25 Maggio: la nascita di una nazione

bandiera argentina

Il 25 Maggio, in Argentina, le bandiere della patria sventolano a migliaia sulle strade che portano a Plaza de Mayo, punto in cui la folla si riunisce a festeggiare. “Este día se convirtió en el nacimiento de la Nación” (questo giorno si è convertito nella nascita della nazione), commenta Luciano De Privitellio, ricercatore universitario di storia presso l’Università di Buenos Aires. Si celebra la cosiddetta “Revolición de Mayo” del 1810. In realtà la nazione, a livello formale, nasce soltanto il 9 luglio 1816 nel Congresso di Tucuman in cui viene sancita l’effettiva indipendenza dalla Spagna. Eppure i festeggiamenti del 9 Luglio non sono neppure comparabili a quelli del 25 Maggio: nell’immaginario popolare questa data ha assunto una dimensione mitica e si erge a simbolo della resistenza. Cosa ci racconta la storia?

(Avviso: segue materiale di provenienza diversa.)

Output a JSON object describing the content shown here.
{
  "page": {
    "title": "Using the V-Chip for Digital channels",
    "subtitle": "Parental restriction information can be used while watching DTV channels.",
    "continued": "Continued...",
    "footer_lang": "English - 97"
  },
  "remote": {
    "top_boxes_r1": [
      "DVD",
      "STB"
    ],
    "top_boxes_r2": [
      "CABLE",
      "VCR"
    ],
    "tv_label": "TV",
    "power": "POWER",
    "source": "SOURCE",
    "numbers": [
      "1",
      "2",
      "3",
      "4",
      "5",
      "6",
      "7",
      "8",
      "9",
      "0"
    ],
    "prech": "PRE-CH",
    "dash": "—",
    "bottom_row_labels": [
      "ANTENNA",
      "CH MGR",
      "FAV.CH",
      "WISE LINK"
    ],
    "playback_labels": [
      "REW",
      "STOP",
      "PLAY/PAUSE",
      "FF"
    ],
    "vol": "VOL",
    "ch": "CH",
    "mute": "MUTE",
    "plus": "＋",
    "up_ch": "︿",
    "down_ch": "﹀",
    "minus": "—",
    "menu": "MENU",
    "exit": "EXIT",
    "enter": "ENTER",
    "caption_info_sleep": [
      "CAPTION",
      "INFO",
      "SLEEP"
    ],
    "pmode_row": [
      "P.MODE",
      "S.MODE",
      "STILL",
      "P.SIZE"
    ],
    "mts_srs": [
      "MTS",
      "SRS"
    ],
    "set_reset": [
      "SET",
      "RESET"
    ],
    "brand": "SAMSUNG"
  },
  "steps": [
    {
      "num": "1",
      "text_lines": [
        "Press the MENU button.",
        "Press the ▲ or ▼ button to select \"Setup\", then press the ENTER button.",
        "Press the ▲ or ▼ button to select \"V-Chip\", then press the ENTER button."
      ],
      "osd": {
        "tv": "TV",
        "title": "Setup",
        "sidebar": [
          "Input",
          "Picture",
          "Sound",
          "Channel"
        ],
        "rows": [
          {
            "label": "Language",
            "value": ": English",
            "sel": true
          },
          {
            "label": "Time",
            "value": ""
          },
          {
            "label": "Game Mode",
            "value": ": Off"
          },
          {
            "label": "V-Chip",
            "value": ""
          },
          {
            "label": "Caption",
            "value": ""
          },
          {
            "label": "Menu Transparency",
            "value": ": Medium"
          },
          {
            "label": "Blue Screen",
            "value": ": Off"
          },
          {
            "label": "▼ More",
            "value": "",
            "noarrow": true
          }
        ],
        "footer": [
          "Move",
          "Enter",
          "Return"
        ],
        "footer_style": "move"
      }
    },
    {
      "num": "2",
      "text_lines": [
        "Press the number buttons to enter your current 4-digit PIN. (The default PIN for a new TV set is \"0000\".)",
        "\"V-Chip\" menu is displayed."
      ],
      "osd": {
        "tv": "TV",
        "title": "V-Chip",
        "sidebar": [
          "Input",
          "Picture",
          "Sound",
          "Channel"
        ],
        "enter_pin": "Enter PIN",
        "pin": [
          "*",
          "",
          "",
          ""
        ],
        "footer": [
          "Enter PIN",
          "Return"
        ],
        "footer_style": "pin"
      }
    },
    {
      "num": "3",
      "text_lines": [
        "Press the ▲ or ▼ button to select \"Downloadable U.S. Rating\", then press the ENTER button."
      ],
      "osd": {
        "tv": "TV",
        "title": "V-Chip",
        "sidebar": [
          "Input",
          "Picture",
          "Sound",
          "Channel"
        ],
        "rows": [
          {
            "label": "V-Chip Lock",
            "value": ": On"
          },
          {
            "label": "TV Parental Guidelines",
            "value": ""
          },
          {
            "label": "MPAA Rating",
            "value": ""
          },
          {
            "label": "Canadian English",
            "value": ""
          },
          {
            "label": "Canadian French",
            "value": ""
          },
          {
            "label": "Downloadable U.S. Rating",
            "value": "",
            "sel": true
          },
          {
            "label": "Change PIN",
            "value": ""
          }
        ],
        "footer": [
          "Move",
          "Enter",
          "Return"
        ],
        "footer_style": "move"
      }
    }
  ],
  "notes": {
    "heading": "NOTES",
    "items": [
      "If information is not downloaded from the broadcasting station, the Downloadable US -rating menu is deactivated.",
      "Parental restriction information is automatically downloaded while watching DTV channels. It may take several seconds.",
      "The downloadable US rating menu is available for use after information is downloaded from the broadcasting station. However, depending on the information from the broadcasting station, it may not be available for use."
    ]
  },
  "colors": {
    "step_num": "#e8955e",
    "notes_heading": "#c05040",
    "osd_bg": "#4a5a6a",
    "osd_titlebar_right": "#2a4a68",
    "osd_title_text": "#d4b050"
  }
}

Torniamo velocemente indietro. È il 1810. Appena due anni prima la tempesta napoleonica ha invaso la Spagna, mettendone in risalto la fragilità della corona. La voce dell’occupazione arriva a Buenos Aires, dove la dipendenza coloniale del Vicereame del Rio della Plata governa a nome del re di Spagna. La stessa Buenos Aires in cui, pochi anni prima, l’esercito inglese è stato respinto dalla sola forza dei cittadini, che vanno acquisendo fiducia nei loro mezzi. Nel mondo c’è un vento nuovo che soffia forte: le rivoluzioni sono state fatte e si sono concretizzate – Stati Uniti, rivoluzione francese. È su queste basi che Buenos Aires prepara l’indipendenza. Nella “Semana de Mayo”, tra il 18 e il 25 di Maggio, la città insorge e finisce per deporre il viceré Baltasar Hidalgo de Cisneros, sostituendolo con un governo locale, la Prima Giunta. È il primo atto decisivo, il punto di non ritorno. Ed è per questo che qui dallo storico si passa al simbolico. Apparentemente, difatti, le condizioni metereologiche del fatidico 25 Maggio non sono le migliori per una rivoluzione: in mattinata, nella piazza centrale dove si erge il Cabildo – palazzo coloniale simbolo del potere reale – piove e non accenna a smettere. Poi il buon auspicio, il segno celeste, il preannuncio della vittoria: il pomeriggio si apre un varco tra le nubi e fuoriesce, brillante quanto benaugurante, il sole. Lo stesso sole che verrà poi messo, alcuni anni dopo, sulla bandiera azzurro celeste dell’Argentina proprio in omaggio a questo fatto. Accanirsi nel cercare una consistenza storica non ha nemmeno tanto valore: che il sole sia uscito effettivamente o no, non conta. Quel che è importante è volercelo vedere e mettercelo a simbolo di una nazione. Farsi insomma rappresentare da quel 25 Maggio “informale” (la formalità dell’indipendenza, come abbiamo visto, arriva solo nel 1816), scintilla dalla quale ha preso inizio la guerra d’indipendenza su tutto il territorio coloniale spagnolo. Buenos Aires, da cui tutto è partito, si elogia e si porta in piazza, ricordando i suoi eroici generali e la loro volontà di libertà.
Oggi, la libertà si misura sul denaro. Potere d’acquisto uguale potere d’azione. Le difficili condizioni economiche dell’Argentina tengono così in scacco la libertà della popolazione (che, ad esempio, paga tasse su prodotti esteri, quindi anche su un biglietto aereo, emblema della libertà di movimento). Si ricorre allora all’immaginario comune, e si guarda con nostalgia ai padri fondatori della nazione e al loro amor patrio. Il 25 di Maggio, la gente si raduna tutta lì, nella piazza del Cabildo, nella speranza di veder spuntare i raggi salvifici del sole che è stato fatto bandiera.